At 11 a.m., I'm stationed in a cubicle in the rear of the office. I'm handed a personalitiy test. "Whoo-hoo," I think to myself. It's one of those obvious-answers kind of personality quiz. The front pages says to check all the words on the page that you think describe how other people expect you to behave. Great. On the backside, same words, but now which ones I think describe me. Silliness. It's 11:04. I start to think I'll be out early.
Step two: spelling test. The kind where they give you the same word twice, but one of the times it's misspelled and you have to pick the right one. It's mind-boggling. Then the good stuff: the editing worksheet. I'm handed a really bad essay and I get to fix it. I chopped that bad boy up. I almost gave up and retyped it because I covered it in corrections. Oh well. It sucked.
Then the hard stuff begins. First, I have to write a press release pretending to announce the invention of either pencils, scissors or nails. I went with scissors. The inventor's name was John Cutsalot. Hopefully I can get a copy of all this stuff, because this was funny. Then I have to derail and do another quiz thing, although I don't remember what it was about. Then back to writing, this time doing a press release for a guy joining a company. I'm given his bio worksheet, where he filled in the blanks, then I write a page about him. Fun. I like making up quotes for made up people. Now I'm down to one more thing.

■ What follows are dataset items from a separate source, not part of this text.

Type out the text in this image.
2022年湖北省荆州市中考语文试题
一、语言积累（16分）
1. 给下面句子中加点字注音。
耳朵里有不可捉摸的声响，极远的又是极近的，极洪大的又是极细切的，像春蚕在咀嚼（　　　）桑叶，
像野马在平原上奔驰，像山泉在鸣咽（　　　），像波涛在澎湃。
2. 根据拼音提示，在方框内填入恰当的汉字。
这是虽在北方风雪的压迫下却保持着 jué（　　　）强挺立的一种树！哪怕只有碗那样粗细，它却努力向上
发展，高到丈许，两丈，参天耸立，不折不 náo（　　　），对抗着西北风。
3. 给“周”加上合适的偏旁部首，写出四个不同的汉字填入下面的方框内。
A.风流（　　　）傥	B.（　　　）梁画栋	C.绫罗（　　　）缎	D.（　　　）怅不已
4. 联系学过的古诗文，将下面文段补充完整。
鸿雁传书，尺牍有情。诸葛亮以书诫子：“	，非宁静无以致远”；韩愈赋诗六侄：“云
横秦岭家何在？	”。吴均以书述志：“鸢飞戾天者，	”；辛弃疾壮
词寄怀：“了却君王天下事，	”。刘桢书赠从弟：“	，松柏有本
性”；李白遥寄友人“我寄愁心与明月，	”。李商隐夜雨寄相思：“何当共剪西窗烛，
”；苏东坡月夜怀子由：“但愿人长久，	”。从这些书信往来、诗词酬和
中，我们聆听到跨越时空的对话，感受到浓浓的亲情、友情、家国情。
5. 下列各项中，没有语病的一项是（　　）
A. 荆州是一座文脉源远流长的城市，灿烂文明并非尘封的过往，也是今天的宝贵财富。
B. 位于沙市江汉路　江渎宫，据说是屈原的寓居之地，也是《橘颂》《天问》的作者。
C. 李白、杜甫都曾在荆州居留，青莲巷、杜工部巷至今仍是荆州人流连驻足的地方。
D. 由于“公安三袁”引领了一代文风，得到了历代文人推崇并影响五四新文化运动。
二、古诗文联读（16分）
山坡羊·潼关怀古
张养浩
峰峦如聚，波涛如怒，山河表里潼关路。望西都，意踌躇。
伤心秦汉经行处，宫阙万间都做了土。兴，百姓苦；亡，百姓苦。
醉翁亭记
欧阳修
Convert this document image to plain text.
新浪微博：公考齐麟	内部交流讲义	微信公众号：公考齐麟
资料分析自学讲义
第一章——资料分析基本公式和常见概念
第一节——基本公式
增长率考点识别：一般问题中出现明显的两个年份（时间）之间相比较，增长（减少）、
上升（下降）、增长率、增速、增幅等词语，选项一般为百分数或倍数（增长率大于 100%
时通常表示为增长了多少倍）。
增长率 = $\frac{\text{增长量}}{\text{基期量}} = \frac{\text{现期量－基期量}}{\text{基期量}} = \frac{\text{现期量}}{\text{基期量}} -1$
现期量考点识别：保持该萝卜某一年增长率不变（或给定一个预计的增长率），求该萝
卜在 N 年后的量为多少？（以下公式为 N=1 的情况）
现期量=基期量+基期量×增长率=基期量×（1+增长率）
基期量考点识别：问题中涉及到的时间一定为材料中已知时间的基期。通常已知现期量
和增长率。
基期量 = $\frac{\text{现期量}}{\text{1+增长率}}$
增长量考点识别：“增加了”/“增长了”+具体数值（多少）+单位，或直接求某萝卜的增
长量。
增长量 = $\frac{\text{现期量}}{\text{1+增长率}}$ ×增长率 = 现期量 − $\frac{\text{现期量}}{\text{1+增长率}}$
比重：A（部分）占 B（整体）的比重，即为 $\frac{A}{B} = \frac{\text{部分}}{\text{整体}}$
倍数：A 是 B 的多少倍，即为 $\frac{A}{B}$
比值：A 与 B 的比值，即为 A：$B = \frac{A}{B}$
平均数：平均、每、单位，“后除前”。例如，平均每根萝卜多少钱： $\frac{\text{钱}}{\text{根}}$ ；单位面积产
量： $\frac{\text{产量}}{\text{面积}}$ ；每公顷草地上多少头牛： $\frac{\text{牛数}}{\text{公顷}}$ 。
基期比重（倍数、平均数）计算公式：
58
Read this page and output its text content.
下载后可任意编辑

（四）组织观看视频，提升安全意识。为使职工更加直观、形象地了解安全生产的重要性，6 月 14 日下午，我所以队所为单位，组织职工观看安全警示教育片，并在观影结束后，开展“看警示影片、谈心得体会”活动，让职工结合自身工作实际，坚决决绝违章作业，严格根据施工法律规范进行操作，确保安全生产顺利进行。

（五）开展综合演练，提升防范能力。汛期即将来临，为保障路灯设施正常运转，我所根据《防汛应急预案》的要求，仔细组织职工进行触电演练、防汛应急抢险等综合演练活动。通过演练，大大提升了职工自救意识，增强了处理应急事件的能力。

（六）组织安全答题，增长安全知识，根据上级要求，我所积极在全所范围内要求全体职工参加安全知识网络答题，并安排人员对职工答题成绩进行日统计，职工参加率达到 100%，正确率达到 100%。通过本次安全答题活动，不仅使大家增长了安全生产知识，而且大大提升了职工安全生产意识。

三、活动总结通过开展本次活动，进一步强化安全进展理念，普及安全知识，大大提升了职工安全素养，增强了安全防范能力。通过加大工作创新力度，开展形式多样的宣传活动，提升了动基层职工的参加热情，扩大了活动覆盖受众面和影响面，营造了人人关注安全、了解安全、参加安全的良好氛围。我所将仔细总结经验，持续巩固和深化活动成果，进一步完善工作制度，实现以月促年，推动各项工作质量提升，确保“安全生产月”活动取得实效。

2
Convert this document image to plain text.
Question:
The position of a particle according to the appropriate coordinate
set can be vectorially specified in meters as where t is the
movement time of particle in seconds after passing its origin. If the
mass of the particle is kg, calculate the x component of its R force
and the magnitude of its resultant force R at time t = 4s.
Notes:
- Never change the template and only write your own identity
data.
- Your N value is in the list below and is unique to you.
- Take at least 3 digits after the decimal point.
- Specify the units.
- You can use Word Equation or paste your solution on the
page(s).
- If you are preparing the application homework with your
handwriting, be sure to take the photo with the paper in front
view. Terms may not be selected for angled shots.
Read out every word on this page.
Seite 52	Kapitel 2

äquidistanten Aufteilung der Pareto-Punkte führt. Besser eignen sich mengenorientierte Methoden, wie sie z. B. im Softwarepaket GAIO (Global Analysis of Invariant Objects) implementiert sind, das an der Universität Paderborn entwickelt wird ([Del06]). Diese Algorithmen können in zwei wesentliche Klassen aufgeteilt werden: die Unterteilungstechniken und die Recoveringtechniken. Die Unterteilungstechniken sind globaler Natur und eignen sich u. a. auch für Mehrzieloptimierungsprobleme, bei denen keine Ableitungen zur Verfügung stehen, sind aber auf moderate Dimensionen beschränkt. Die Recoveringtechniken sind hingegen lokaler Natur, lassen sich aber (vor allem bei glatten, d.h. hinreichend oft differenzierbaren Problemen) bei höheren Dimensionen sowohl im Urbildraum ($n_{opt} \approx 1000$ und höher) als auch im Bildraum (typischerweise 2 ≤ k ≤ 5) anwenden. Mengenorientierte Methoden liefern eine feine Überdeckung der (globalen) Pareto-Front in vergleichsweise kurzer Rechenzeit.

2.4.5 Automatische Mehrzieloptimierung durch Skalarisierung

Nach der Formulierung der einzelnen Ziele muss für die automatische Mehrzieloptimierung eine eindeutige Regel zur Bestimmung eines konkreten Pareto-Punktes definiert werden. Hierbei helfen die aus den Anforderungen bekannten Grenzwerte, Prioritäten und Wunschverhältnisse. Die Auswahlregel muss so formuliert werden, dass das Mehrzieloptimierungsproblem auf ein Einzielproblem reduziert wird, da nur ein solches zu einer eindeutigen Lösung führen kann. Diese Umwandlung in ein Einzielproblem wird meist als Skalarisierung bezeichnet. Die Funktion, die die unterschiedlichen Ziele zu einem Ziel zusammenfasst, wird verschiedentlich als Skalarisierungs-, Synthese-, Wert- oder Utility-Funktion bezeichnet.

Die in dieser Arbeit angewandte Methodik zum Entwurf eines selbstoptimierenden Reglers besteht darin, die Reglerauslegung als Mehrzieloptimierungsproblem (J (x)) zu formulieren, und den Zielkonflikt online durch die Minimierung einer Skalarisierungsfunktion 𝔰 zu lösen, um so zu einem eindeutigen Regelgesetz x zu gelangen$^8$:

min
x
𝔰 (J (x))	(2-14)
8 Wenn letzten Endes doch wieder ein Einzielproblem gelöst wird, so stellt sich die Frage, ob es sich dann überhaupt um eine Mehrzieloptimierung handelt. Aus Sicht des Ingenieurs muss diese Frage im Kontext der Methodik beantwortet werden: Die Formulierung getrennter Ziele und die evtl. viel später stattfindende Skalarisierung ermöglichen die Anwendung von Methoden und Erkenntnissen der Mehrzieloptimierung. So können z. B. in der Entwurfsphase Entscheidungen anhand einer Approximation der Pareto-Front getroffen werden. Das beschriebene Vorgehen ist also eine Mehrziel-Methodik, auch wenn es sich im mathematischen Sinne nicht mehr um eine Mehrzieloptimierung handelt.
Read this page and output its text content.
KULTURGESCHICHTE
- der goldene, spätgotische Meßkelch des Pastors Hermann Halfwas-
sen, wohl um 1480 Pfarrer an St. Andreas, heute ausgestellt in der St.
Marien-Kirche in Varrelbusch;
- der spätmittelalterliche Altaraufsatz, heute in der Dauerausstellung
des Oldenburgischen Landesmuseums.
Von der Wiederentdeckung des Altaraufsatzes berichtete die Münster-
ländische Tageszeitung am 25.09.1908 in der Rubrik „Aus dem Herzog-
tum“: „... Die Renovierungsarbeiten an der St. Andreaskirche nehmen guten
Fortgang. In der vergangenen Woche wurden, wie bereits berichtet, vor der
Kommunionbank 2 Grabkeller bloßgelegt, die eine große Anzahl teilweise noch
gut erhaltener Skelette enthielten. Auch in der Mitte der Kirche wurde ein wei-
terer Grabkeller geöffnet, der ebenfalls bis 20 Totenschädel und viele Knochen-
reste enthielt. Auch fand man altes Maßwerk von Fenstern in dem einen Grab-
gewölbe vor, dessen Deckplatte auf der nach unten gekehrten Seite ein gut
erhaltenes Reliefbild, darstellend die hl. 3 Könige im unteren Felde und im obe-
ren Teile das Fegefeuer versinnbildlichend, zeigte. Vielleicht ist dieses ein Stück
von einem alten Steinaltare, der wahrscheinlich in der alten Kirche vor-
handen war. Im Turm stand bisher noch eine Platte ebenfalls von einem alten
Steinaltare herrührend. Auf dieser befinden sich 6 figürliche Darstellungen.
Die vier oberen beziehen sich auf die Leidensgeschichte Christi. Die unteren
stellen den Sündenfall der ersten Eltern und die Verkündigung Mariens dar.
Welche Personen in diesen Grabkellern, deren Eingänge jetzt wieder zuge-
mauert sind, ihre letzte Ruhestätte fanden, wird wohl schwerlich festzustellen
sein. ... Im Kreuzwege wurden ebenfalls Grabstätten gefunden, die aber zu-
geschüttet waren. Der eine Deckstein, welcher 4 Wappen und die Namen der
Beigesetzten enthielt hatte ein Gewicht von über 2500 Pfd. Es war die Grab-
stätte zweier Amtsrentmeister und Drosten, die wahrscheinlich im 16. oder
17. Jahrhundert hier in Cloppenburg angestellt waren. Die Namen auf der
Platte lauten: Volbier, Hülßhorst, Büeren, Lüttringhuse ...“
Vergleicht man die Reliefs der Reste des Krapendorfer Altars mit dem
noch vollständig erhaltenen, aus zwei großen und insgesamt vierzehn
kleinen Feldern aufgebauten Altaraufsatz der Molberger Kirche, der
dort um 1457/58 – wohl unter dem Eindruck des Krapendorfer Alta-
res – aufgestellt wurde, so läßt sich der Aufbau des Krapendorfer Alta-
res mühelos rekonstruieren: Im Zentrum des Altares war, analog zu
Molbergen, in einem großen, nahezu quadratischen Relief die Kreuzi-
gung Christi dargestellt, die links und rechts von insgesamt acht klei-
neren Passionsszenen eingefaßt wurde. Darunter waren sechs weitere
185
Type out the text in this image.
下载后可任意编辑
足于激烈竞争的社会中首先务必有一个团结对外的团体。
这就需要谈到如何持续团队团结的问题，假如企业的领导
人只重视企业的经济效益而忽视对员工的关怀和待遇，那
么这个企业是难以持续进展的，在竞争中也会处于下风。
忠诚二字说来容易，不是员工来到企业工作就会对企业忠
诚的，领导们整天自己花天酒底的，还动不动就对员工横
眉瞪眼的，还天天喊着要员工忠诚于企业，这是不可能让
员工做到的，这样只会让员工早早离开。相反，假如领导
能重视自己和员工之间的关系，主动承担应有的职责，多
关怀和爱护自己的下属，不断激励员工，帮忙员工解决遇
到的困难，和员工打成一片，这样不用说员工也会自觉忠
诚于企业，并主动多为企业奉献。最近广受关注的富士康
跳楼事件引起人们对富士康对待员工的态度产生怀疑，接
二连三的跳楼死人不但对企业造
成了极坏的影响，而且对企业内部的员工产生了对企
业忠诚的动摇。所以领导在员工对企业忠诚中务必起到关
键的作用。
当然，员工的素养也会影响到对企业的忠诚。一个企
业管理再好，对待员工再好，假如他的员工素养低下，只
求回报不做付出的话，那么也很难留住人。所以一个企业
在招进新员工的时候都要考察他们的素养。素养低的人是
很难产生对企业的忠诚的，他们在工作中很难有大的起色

The sheet says I have one month to plan the opening of a shopping center. I need to include specific details about what the PR firm will be doing in the weeks before the grand opening, then specifics on what will happen opening day. Then I turn to the next page and discover the big department store that was the cornerstone of the center will not be opening at all. I have to detail how this will be handled and what will be done to minimize the negative effect it will have on the center and on opening day festivities.
So that's all that. Let's just sum it up and say I wrote six single-spaced pages in an hour. Git-r-done.